Marias sister, brother-in-law, niece and two nephews as well as her dad and her dad's wife (we do not call her step anything! Long Oprah worthy story LOL) all came Friday night and spent like 2 hours visiting and opening all the presents. They surprised her by not telling her that her almost 3yr old nephew can now walk! (They have been doing testing and are thinking he is autistic) and that made Maria so very happy! Then today her dad and his wife came at noon and stayed till about 5 and at 5 her sister and niece came until midnight. I came back at 10pm. I'll be honest, I didn't get much rest but I tried so hard....I could not fall asleep and it made me so mad. I started dozing at like 9pm of course...stupid body! But I did relax and lay around and play with my furbabies all day and that was nice.
So, won't know much more till Monday but it's looking better than I expected and I am just hoping it stays that way..
And I know I shouldn't feel guilty for pushing her to transplant. I know the Drs. wouldn't let her go through such an extreme thing if they didn't think she should as well. Its just that she really is my whole world. I don't have kids..she's it...and she is such a rare kind of person that the world needs more of not less! Some might call it unhealthy, but when I am away from her I feel like my heart is out of my chest..I call it soul mate and pure love....

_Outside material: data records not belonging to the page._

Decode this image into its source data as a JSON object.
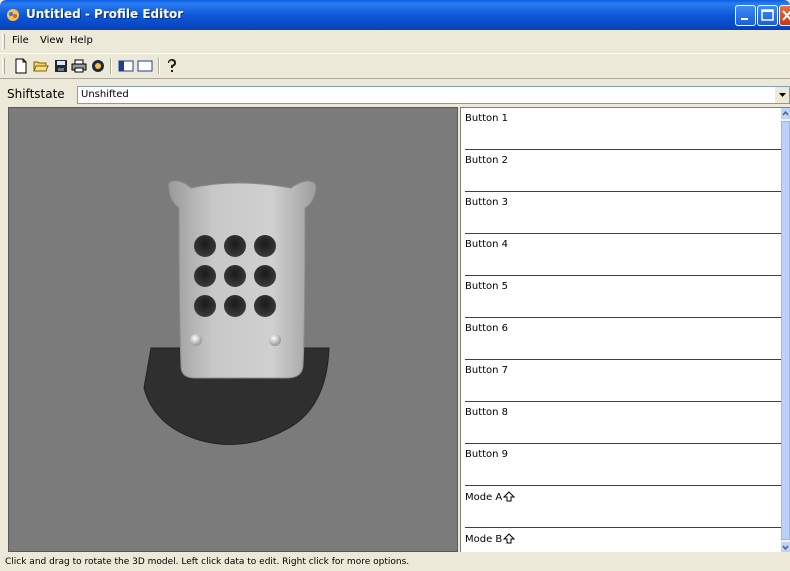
{
  "window": {
    "title": "Untitled - Profile Editor",
    "title_bar_color": "#0a58dc"
  },
  "menu": {
    "items": [
      "File",
      "View",
      "Help"
    ]
  },
  "toolbar": {
    "icons": [
      "new-document-icon",
      "open-folder-icon",
      "save-icon",
      "print-icon",
      "settings-icon",
      "split-view-icon",
      "single-view-icon",
      "help-icon"
    ]
  },
  "shiftstate": {
    "label": "Shiftstate",
    "value": "Unshifted"
  },
  "viewport": {
    "background_color": "#7b7b7b",
    "model_keypad_rows": 3,
    "model_keypad_cols": 3
  },
  "buttons_panel": {
    "entries": [
      {
        "label": "Button 1"
      },
      {
        "label": "Button 2"
      },
      {
        "label": "Button 3"
      },
      {
        "label": "Button 4"
      },
      {
        "label": "Button 5"
      },
      {
        "label": "Button 6"
      },
      {
        "label": "Button 7"
      },
      {
        "label": "Button 8"
      },
      {
        "label": "Button 9"
      },
      {
        "label": "Mode A"
      },
      {
        "label": "Mode B"
      }
    ]
  },
  "status": {
    "text": "Click and drag to rotate the 3D model. Left click data to edit. Right click for more options."
  }
}
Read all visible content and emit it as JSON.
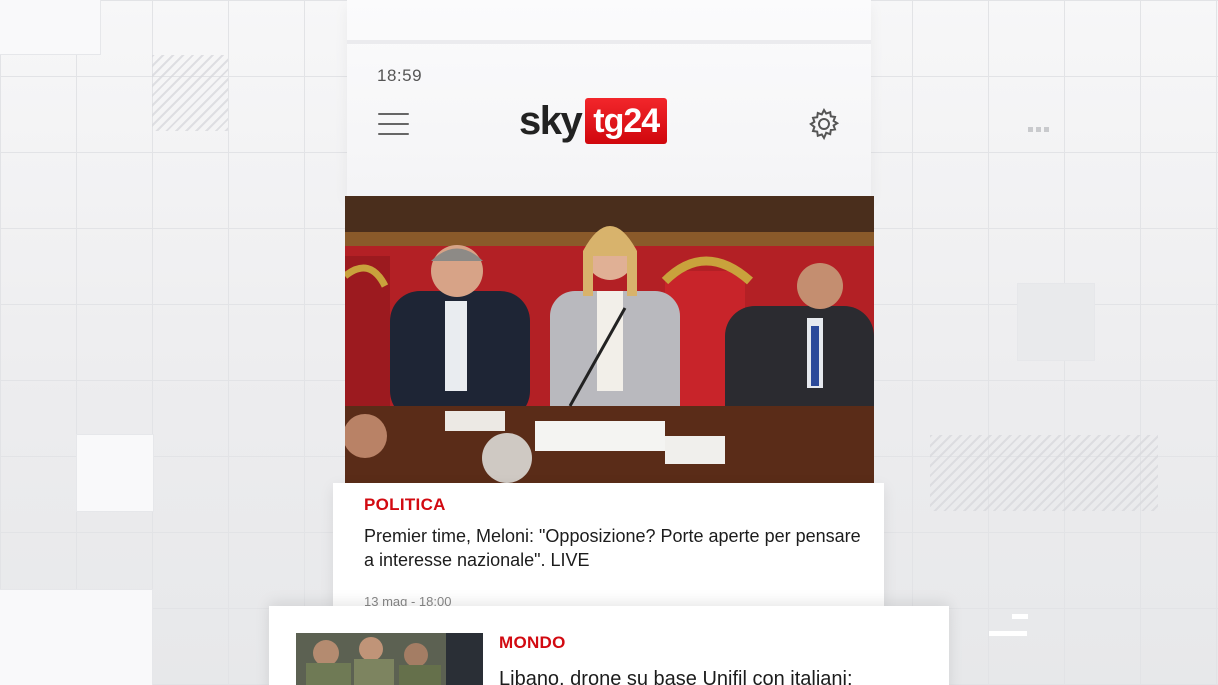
{
  "status_bar": {
    "time": "18:59"
  },
  "header": {
    "menu_icon": "hamburger-menu-icon",
    "logo": {
      "sky": "sky",
      "tg24": "tg24"
    },
    "settings_icon": "gear-icon"
  },
  "colors": {
    "brand_red": "#e0141a",
    "text_dark": "#1c1c1c",
    "meta_gray": "#888888"
  },
  "feed": [
    {
      "category": "POLITICA",
      "headline": "Premier time, Meloni: \"Opposizione? Porte aperte per pensare a interesse nazionale\". LIVE",
      "date": "13 mag - 18:00"
    },
    {
      "category": "MONDO",
      "headline": "Libano, drone su base Unifil con italiani:"
    }
  ]
}
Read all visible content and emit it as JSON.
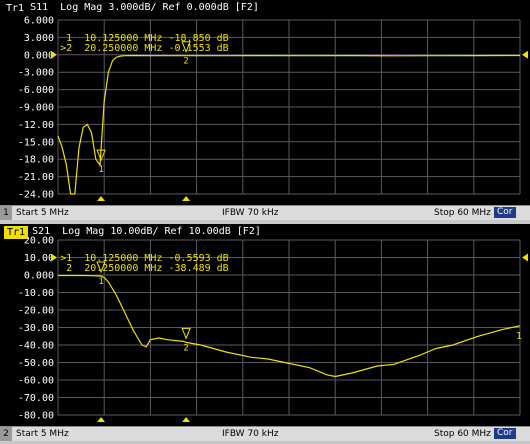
{
  "colors": {
    "trace": "#f0e000",
    "grid": "#5a5a5a",
    "background": "#000000",
    "statusbar": "#dcdcdc",
    "cor_badge": "#1e3a8a"
  },
  "channel1": {
    "trace_id": "Tr1",
    "header": "S11  Log Mag 3.000dB/ Ref 0.000dB [F2]",
    "markers": [
      {
        "prefix": " 1",
        "freq": "10.125000 MHz",
        "value": "-18.850 dB"
      },
      {
        "prefix": ">2",
        "freq": "20.250000 MHz",
        "value": "-0.1553 dB"
      }
    ],
    "status": {
      "num": "1",
      "start": "Start 5 MHz",
      "ifbw": "IFBW 70 kHz",
      "stop": "Stop 60 MHz",
      "cor": "Cor"
    },
    "chart_data": {
      "type": "line",
      "title": "S11 Log Mag 3.000dB/ Ref 0.000dB [F2]",
      "xlabel": "",
      "ylabel": "",
      "xlim": [
        5,
        60
      ],
      "ylim": [
        -24,
        6
      ],
      "yticks": [
        "6.000",
        "3.000",
        "0.000",
        "-3.000",
        "-6.000",
        "-9.000",
        "-12.00",
        "-15.00",
        "-18.00",
        "-21.00",
        "-24.00"
      ],
      "yticks_values": [
        6,
        3,
        0,
        -3,
        -6,
        -9,
        -12,
        -15,
        -18,
        -21,
        -24
      ],
      "ref_value": 0,
      "grid": true,
      "series": [
        {
          "x": [
            5,
            5.5,
            6,
            6.5,
            7,
            7.5,
            8,
            8.5,
            9,
            9.5,
            10,
            10.5,
            11,
            11.5,
            12,
            12.5,
            13,
            14,
            15,
            17,
            20,
            25,
            30,
            35,
            40,
            45,
            50,
            55,
            60
          ],
          "y": [
            -14,
            -16,
            -19,
            -24,
            -24,
            -16,
            -12.5,
            -12,
            -13.5,
            -18,
            -19,
            -8,
            -3,
            -1,
            -0.4,
            -0.2,
            -0.15,
            -0.12,
            -0.13,
            -0.15,
            -0.1553,
            -0.15,
            -0.14,
            -0.15,
            -0.14,
            -0.18,
            -0.16,
            -0.14,
            -0.12
          ]
        }
      ],
      "markers": [
        {
          "label": "1",
          "x": 10.125,
          "y": -18.85
        },
        {
          "label": "2",
          "x": 20.25,
          "y": -0.1553
        }
      ]
    }
  },
  "channel2": {
    "trace_id": "Tr1",
    "header": "S21  Log Mag 10.00dB/ Ref 10.00dB [F2]",
    "markers": [
      {
        "prefix": ">1",
        "freq": "10.125000 MHz",
        "value": "-0.5593 dB"
      },
      {
        "prefix": " 2",
        "freq": "20.250000 MHz",
        "value": "-38.489 dB"
      }
    ],
    "right_marker_label": "1",
    "status": {
      "num": "2",
      "start": "Start 5 MHz",
      "ifbw": "IFBW 70 kHz",
      "stop": "Stop 60 MHz",
      "cor": "Cor"
    },
    "chart_data": {
      "type": "line",
      "title": "S21 Log Mag 10.00dB/ Ref 10.00dB [F2]",
      "xlabel": "",
      "ylabel": "",
      "xlim": [
        5,
        60
      ],
      "ylim": [
        -80,
        20
      ],
      "yticks": [
        "20.00",
        "10.00",
        "0.000",
        "-10.00",
        "-20.00",
        "-30.00",
        "-40.00",
        "-50.00",
        "-60.00",
        "-70.00",
        "-80.00"
      ],
      "yticks_values": [
        20,
        10,
        0,
        -10,
        -20,
        -30,
        -40,
        -50,
        -60,
        -70,
        -80
      ],
      "ref_value": 10,
      "grid": true,
      "series": [
        {
          "x": [
            5,
            6,
            7,
            8,
            9,
            9.5,
            10,
            10.125,
            10.5,
            11,
            12,
            13,
            14,
            15,
            15.5,
            16,
            17,
            18,
            20,
            20.25,
            22,
            25,
            28,
            30,
            32,
            35,
            37,
            38,
            40,
            43,
            45,
            48,
            50,
            52,
            55,
            58,
            60
          ],
          "y": [
            -0.3,
            -0.3,
            -0.3,
            -0.3,
            -0.4,
            -0.5,
            -0.55,
            -0.5593,
            -1.5,
            -4,
            -12,
            -22,
            -32,
            -40,
            -41,
            -37,
            -36,
            -37,
            -38,
            -38.489,
            -40,
            -44,
            -47,
            -48,
            -50,
            -53,
            -57,
            -58,
            -56,
            -52,
            -51,
            -46,
            -42,
            -40,
            -35,
            -31,
            -29
          ]
        }
      ],
      "markers": [
        {
          "label": "1",
          "x": 10.125,
          "y": -0.5593
        },
        {
          "label": "2",
          "x": 20.25,
          "y": -38.489
        }
      ]
    }
  }
}
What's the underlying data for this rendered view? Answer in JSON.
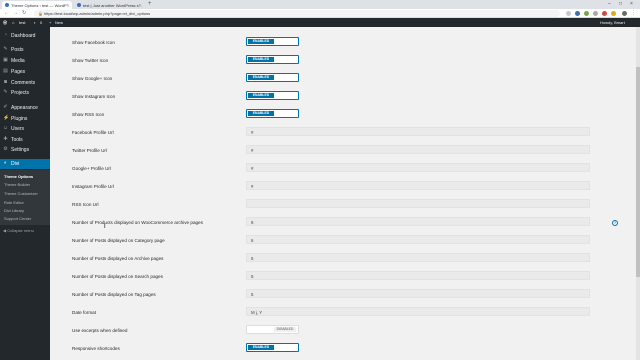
{
  "browser": {
    "tabs": [
      {
        "title": "Theme Options ‹ test — WordP…",
        "active": true
      },
      {
        "title": "test | Just another WordPress s…",
        "active": false
      }
    ],
    "address": "https://test.local/wp-admin/admin.php?page=et_divi_options",
    "new_tab_icon": "plus-icon"
  },
  "adminbar": {
    "site_name": "test",
    "comments_count": "0",
    "new_label": "New",
    "howdy": "Howdy, Bmart"
  },
  "sidebar": {
    "items": [
      {
        "label": "Dashboard",
        "icon": "dashboard-icon"
      },
      {
        "label": "Posts",
        "icon": "pin-icon"
      },
      {
        "label": "Media",
        "icon": "media-icon"
      },
      {
        "label": "Pages",
        "icon": "page-icon"
      },
      {
        "label": "Comments",
        "icon": "comment-icon"
      },
      {
        "label": "Projects",
        "icon": "projects-icon"
      },
      {
        "label": "Appearance",
        "icon": "brush-icon"
      },
      {
        "label": "Plugins",
        "icon": "plugin-icon"
      },
      {
        "label": "Users",
        "icon": "users-icon"
      },
      {
        "label": "Tools",
        "icon": "wrench-icon"
      },
      {
        "label": "Settings",
        "icon": "settings-icon"
      },
      {
        "label": "Divi",
        "icon": "divi-icon"
      }
    ],
    "submenu": [
      "Theme Options",
      "Theme Builder",
      "Theme Customizer",
      "Role Editor",
      "Divi Library",
      "Support Center"
    ],
    "collapse_label": "Collapse menu"
  },
  "options": {
    "toggles": [
      {
        "label": "Show Facebook Icon",
        "state": "ENABLED"
      },
      {
        "label": "Show Twitter Icon",
        "state": "ENABLED"
      },
      {
        "label": "Show Google+ Icon",
        "state": "ENABLED"
      },
      {
        "label": "Show Instagram Icon",
        "state": "ENABLED"
      },
      {
        "label": "Show RSS Icon",
        "state": "ENABLED"
      }
    ],
    "fields": [
      {
        "label": "Facebook Profile Url",
        "value": "#"
      },
      {
        "label": "Twitter Profile Url",
        "value": "#"
      },
      {
        "label": "Google+ Profile Url",
        "value": "#"
      },
      {
        "label": "Instagram Profile Url",
        "value": "#"
      },
      {
        "label": "RSS Icon Url",
        "value": ""
      },
      {
        "label": "Number of Products displayed on WooCommerce archive pages",
        "value": "9"
      },
      {
        "label": "Number of Posts displayed on Category page",
        "value": "6"
      },
      {
        "label": "Number of Posts displayed on Archive pages",
        "value": "5"
      },
      {
        "label": "Number of Posts displayed on Search pages",
        "value": "5"
      },
      {
        "label": "Number of Posts displayed on Tag pages",
        "value": "5"
      },
      {
        "label": "Date format",
        "value": "M j, Y"
      }
    ],
    "excerpts": {
      "label": "Use excerpts when defined",
      "state": "DISABLED"
    },
    "shortcodes": {
      "label": "Responsive shortcodes",
      "state": "ENABLED"
    }
  },
  "colors": {
    "accent": "#0073aa",
    "admin_dark": "#23282d"
  }
}
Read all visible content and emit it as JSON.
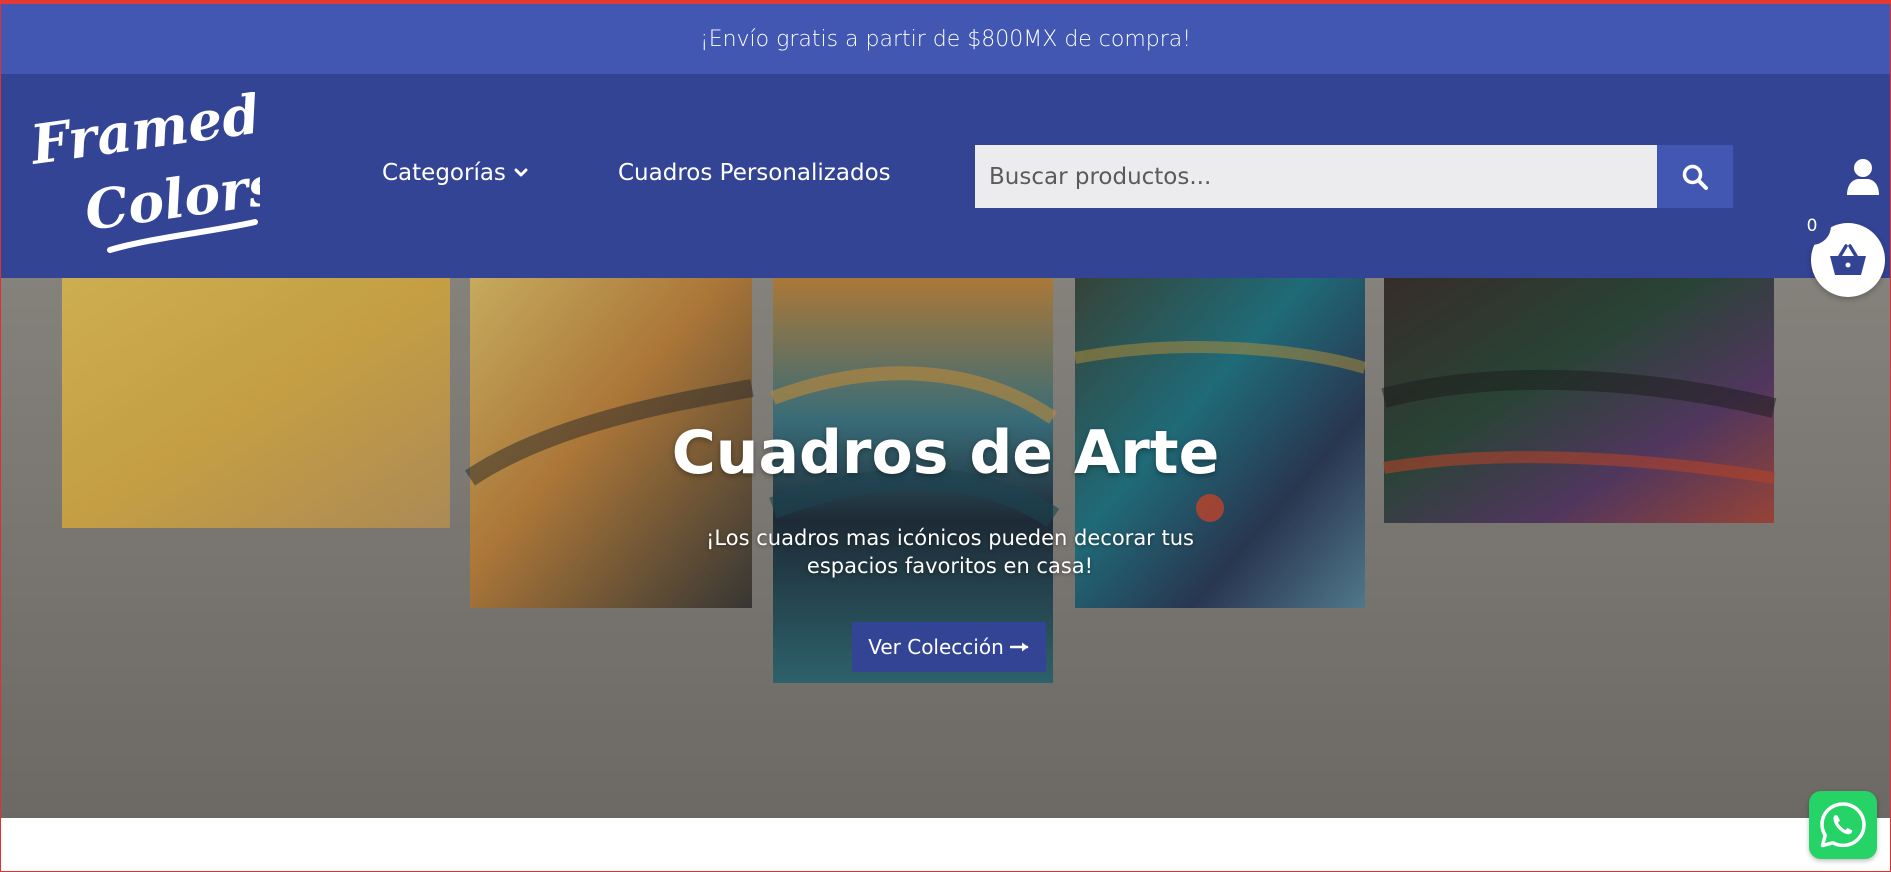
{
  "announcement": {
    "text": "¡Envío gratis a partir de $800MX de compra!"
  },
  "brand": {
    "logo_line1": "Framed",
    "logo_line2": "Colors"
  },
  "nav": {
    "categories_label": "Categorías",
    "custom_label": "Cuadros Personalizados"
  },
  "search": {
    "placeholder": "Buscar productos..."
  },
  "cart": {
    "count": "0"
  },
  "hero": {
    "title": "Cuadros de Arte",
    "subtitle": "¡Los cuadros mas icónicos pueden decorar tus espacios favoritos en casa!",
    "button_label": "Ver Colección"
  },
  "icons": {
    "search": "search-icon",
    "user": "user-icon",
    "cart": "basket-icon",
    "chevron": "chevron-down-icon",
    "arrow": "long-arrow-right-icon",
    "whatsapp": "whatsapp-icon"
  },
  "colors": {
    "announcement_bg": "#4257b2",
    "header_bg": "#334494",
    "accent": "#4257b2",
    "whatsapp": "#25d366"
  }
}
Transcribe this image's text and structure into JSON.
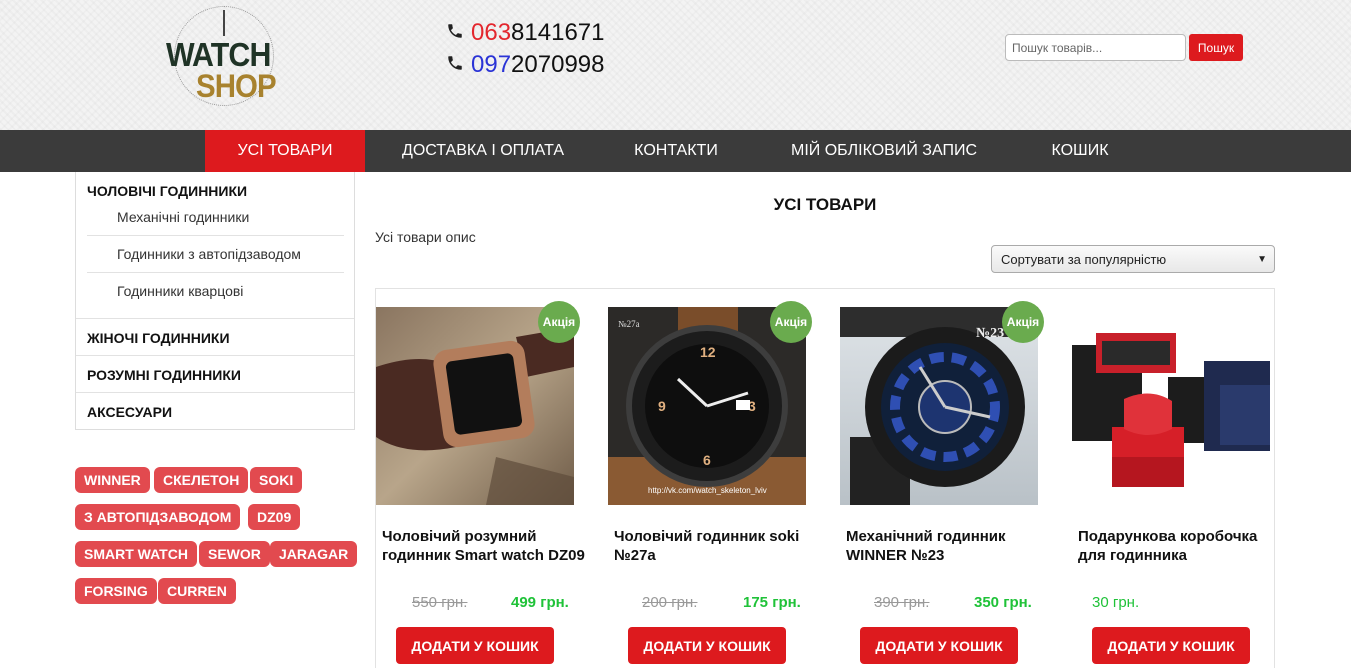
{
  "header": {
    "logo_top": "WATCH",
    "logo_bottom": "SHOP",
    "phones": [
      {
        "prefix": "063",
        "rest": "8141671"
      },
      {
        "prefix": "097",
        "rest": "2070998"
      }
    ],
    "search_placeholder": "Пошук товарів...",
    "search_button": "Пошук"
  },
  "nav": {
    "items": [
      "УСІ ТОВАРИ",
      "ДОСТАВКА І ОПЛАТА",
      "КОНТАКТИ",
      "МІЙ ОБЛІКОВИЙ ЗАПИС",
      "КОШИК"
    ]
  },
  "sidebar": {
    "cat_men": "ЧОЛОВІЧІ ГОДИННИКИ",
    "sub": [
      "Механічні годинники",
      "Годинники з автопідзаводом",
      "Годинники кварцові"
    ],
    "cat_women": "ЖІНОЧІ ГОДИННИКИ",
    "cat_smart": "РОЗУМНІ ГОДИННИКИ",
    "cat_acc": "АКСЕСУАРИ"
  },
  "tags": [
    "WINNER",
    "СКЕЛЕТОН",
    "SOKI",
    "З АВТОПІДЗАВОДОМ",
    "DZ09",
    "SMART WATCH",
    "SEWOR",
    "JARAGAR",
    "FORSING",
    "CURREN"
  ],
  "main": {
    "title": "УСІ ТОВАРИ",
    "description": "Усі товари опис",
    "sort_selected": "Сортувати за популярністю"
  },
  "products": [
    {
      "name": "Чоловічий розумний годинник Smart watch DZ09",
      "old_price": "550 грн.",
      "price": "499 грн.",
      "badge": "Акція",
      "button": "ДОДАТИ У КОШИК"
    },
    {
      "name": "Чоловічий годинник soki №27a",
      "old_price": "200 грн.",
      "price": "175 грн.",
      "badge": "Акція",
      "button": "ДОДАТИ У КОШИК"
    },
    {
      "name": "Механічний годинник WINNER №23",
      "old_price": "390 грн.",
      "price": "350 грн.",
      "badge": "Акція",
      "button": "ДОДАТИ У КОШИК"
    },
    {
      "name": "Подарункова коробочка для годинника",
      "price": "30 грн.",
      "button": "ДОДАТИ У КОШИК"
    }
  ],
  "image_texts": {
    "watch2_label": "№27a",
    "watch2_url": "http://vk.com/watch_skeleton_lviv",
    "watch3_label": "№23"
  },
  "colors": {
    "accent_red": "#dd1a1e",
    "nav_bg": "#3b3b3b",
    "sale_green": "#6aab4e",
    "price_green": "#1fc238",
    "tag_red": "#e24a4f"
  }
}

anyway...I am just strung out... I just made myself think that I have to be "on top of it all". Sometimes I feel like I can't blink because I am scared I will miss something and it could send everything downhill... maybe parents can understand that thought process better but...she HAS to live and live long...she is too needed here and not just by me...you have heard me say this all before and I am too tired to repeat it again...but thank you for dealing with my many ups and downs....I feel genuinely sorry for people who have mental illnesses and have lived this way for years and years...oh my gosh...I have been this way for a little over a year and I have never been so exhausted in my life! I don't think I can explain the extreme exhaustion I feel..and I know I did it to myself!